Greve expõe divisão entre sindicalistas na Argentina

Unidade é o que não há entre os grevistas argentinos. “É uma greve de domingueiros”, rosna Guillermo, cuspindo desdenhosamente no cruzamento das avenidas Córdoba e Callao, no centro de Buenos Aires. Para o chefe de um pequeno sindicato de enfermeiros, um genuíno protesto de trabalhadores é mais do que apenas cruzar os braços.

Por isso ele e seus companheiros ocuparam o cruzamento das duas principais avenidas da capital argentina. “Organizamos piquetes no país inteiro. Acreditamos que isso fortalece a greve. É um método com o qual os trabalhadores deste país podem mostrar nas ruas que não estão de acordo com o que está acontecendo.”

A poucos quilômetros de distância, na sede da Confederação Geral do Trabalho (CGT), os membros da mais poderosa central sindical do país não veem os piquetes com bons olhos. A CGT e seus sindicatos afiliados tinham planejado para  quinta-feira (10/04) uma greve silenciosa, de 24 horas, em que nada funciona, mas sem radicalização.

As organizações radicais de esquerda, que bloqueiam as vias da cidade com pneus em chamas e também tentam impedir os outros de entrar em seus locais de trabalho, não contribuem muito para a popularidade da greve geral, opinam os dirigentes da CGT.

Mas mesmo a CGT se encontra dividida sobre como deve agir diante da difícil situação do país. A ala opositora organizou a greve e é criticada severamente pela facção pró-governo, cujo líder, Antonio Calo, argumenta: “Meus colegas me dizem que não entendem as razões para esta greve. E eu também não entendo”. Uma opinião que dificilmente é compartilhada fora dos círculos governamentais.

Problemas crescentes, aprovação em queda

Há meses, a Argentina luta contra uma inflação galopante de cerca de 30% ao ano. Restrições arbitrárias à importação e rígidos controles cambiais levam empresários e potenciais investidores ao desespero.

Por outro lado, o governo gasta enormes somas de dinheiro em programas sociais, a fim de comprar a simpatia de seus eleitores, cuja maioria vem da parcela mais pobre da população. Esses programas não trouxeram resultados. Além disso, questões como violência e criminalidade relacionadas ao tráfico de droga se tornaram assuntos permanentes.

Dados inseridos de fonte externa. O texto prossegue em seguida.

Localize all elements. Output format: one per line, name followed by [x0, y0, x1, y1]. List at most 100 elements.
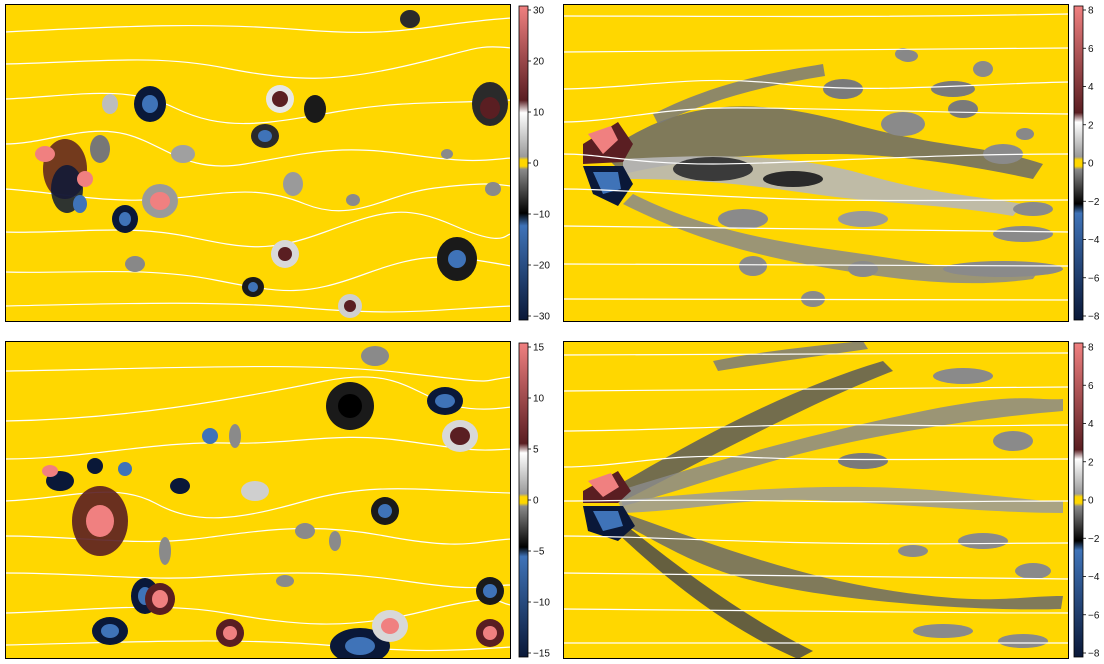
gray-blob: [898, 50, 918, 62]
streamline: [5, 46, 511, 79]
vortex-positive-core: [150, 192, 170, 210]
vortex-gray: [241, 481, 269, 501]
vorticity-panel-bottom-right: [563, 341, 1069, 659]
colorbar-tick-label: 5: [533, 445, 539, 456]
streamline: [563, 13, 1069, 18]
colorbar-ticks: 15 10 5 0 −5 −10 −15: [528, 343, 550, 660]
colorbar-tick-label: −6: [1088, 273, 1100, 284]
colorbar-top-right: 8 6 4 2 0 −2 −4 −6 −8: [1073, 6, 1104, 323]
vortex-positive-core: [381, 618, 399, 634]
panel-plot-top-left: [5, 4, 511, 322]
colorbar-tick-label: 0: [533, 159, 539, 170]
streamline: [563, 535, 1069, 545]
streamline: [5, 130, 511, 167]
colorbar-ticks: 8 6 4 2 0 −2 −4 −6 −8: [1083, 6, 1100, 323]
streamline: [563, 608, 1069, 614]
streamline: [563, 79, 1069, 90]
gray-blob: [739, 256, 767, 276]
streamline: [563, 225, 1069, 233]
vortex-positive-core: [483, 626, 497, 640]
gray-blob: [993, 226, 1053, 242]
colorbar-tick-label: −2: [1088, 197, 1100, 208]
vortex-positive-core: [152, 590, 168, 608]
wake-negative-core: [593, 172, 621, 194]
gray-blob: [983, 144, 1023, 164]
wake-streak: [613, 519, 813, 659]
gray-blob: [1013, 202, 1053, 216]
vortex-negative: [170, 478, 190, 494]
vortex-dark: [304, 95, 326, 123]
vortex-negative-core: [101, 624, 119, 638]
vorticity-panel-top-right: [563, 4, 1069, 322]
wake-gray: [125, 256, 145, 272]
gray-blob: [1016, 128, 1034, 140]
gray-blob: [848, 261, 878, 277]
vortex-gray: [295, 523, 315, 539]
wake-streak: [618, 486, 1063, 513]
vortex-gray: [102, 94, 118, 114]
wake-streak: [713, 341, 868, 371]
vortex-negative: [87, 458, 103, 474]
colorbar-gradient: [518, 342, 529, 658]
colorbar-tick-label: 6: [1088, 44, 1094, 55]
wake-streak: [618, 398, 1063, 506]
streamline: [563, 499, 1069, 503]
colorbar-tick-label: 6: [1088, 381, 1094, 392]
colorbar-tick-label: 4: [1088, 82, 1094, 93]
colorbar-tick-label: 30: [533, 6, 545, 17]
gray-blob: [838, 211, 888, 227]
vortex-positive-core: [278, 247, 292, 261]
gray-blob: [958, 533, 1008, 549]
panel-frame: [563, 341, 1069, 659]
wake-streak: [763, 171, 823, 187]
vortex-gray: [485, 182, 501, 196]
vortex-gray: [283, 172, 303, 196]
colorbar-tick-label: 10: [533, 108, 545, 119]
wake-negative-core: [73, 195, 87, 213]
vortex-positive-core: [450, 427, 470, 445]
streamlines: [5, 17, 511, 313]
vortex-positive-core: [480, 97, 500, 119]
streamline: [563, 455, 1069, 468]
wake-positive-core: [35, 146, 55, 162]
streamline: [563, 107, 1069, 123]
gray-blob: [898, 545, 928, 557]
colorbar-tick-label: 4: [1088, 419, 1094, 430]
gray-blob: [913, 624, 973, 638]
wake-positive-core: [86, 505, 114, 537]
colorbar-svg: 15 10 5 0 −5 −10 −15: [518, 342, 550, 660]
streamline: [563, 386, 1069, 392]
streamline: [563, 188, 1069, 202]
gray-blob: [998, 634, 1048, 648]
wake-streak: [608, 361, 893, 501]
panel-frame: [563, 4, 1069, 322]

Até esta semana, tudo isso não era uma justificativa para os grandes sindicatos chamarem uma greve geral em todo o país. Mas depois que o governo da presidente Cristina Fernández de Kirchner começou a mudar, ao menos parcialmente, sua política econômica implementada há anos, provocou a ira de grande parte da população, incluindo grupos que eram próximos ao kirchnerismo.

Uma desvalorização do peso em janeiro e o planejado corte de alguns subsídios fizeram o copo transbordar. Agora, até os simpatizantes do governo se queixam que suas contas de gás e eletricidade estão explodindo, que têm que fazer milagre para seus salários ou aposentadorias chegarem até fim do mês. Eles esperam outra coisa de uma presidente que ainda recentemente se denominou “mãe de todos os argentinos”.

Um sindicalista na presidência?

Sobretudo um homem tenta tirar proveito dessa situação: Hugo Moyano, presidente do sindicato dos trabalhadores dos transportes, secretário-geral da CGT e um dos dirigentes sindicais mais poderosos do mundo. Moyano é tido como alguém que tem ambições de concorrer à presidência nas eleições do ano que vem. Agora, ele conseguiu trazer para seu lado também, além de seus caminhoneiros, trabalhadores do transporte público e ferroviários, uma constelação que pode paralisar o país completamente a qualquer momento.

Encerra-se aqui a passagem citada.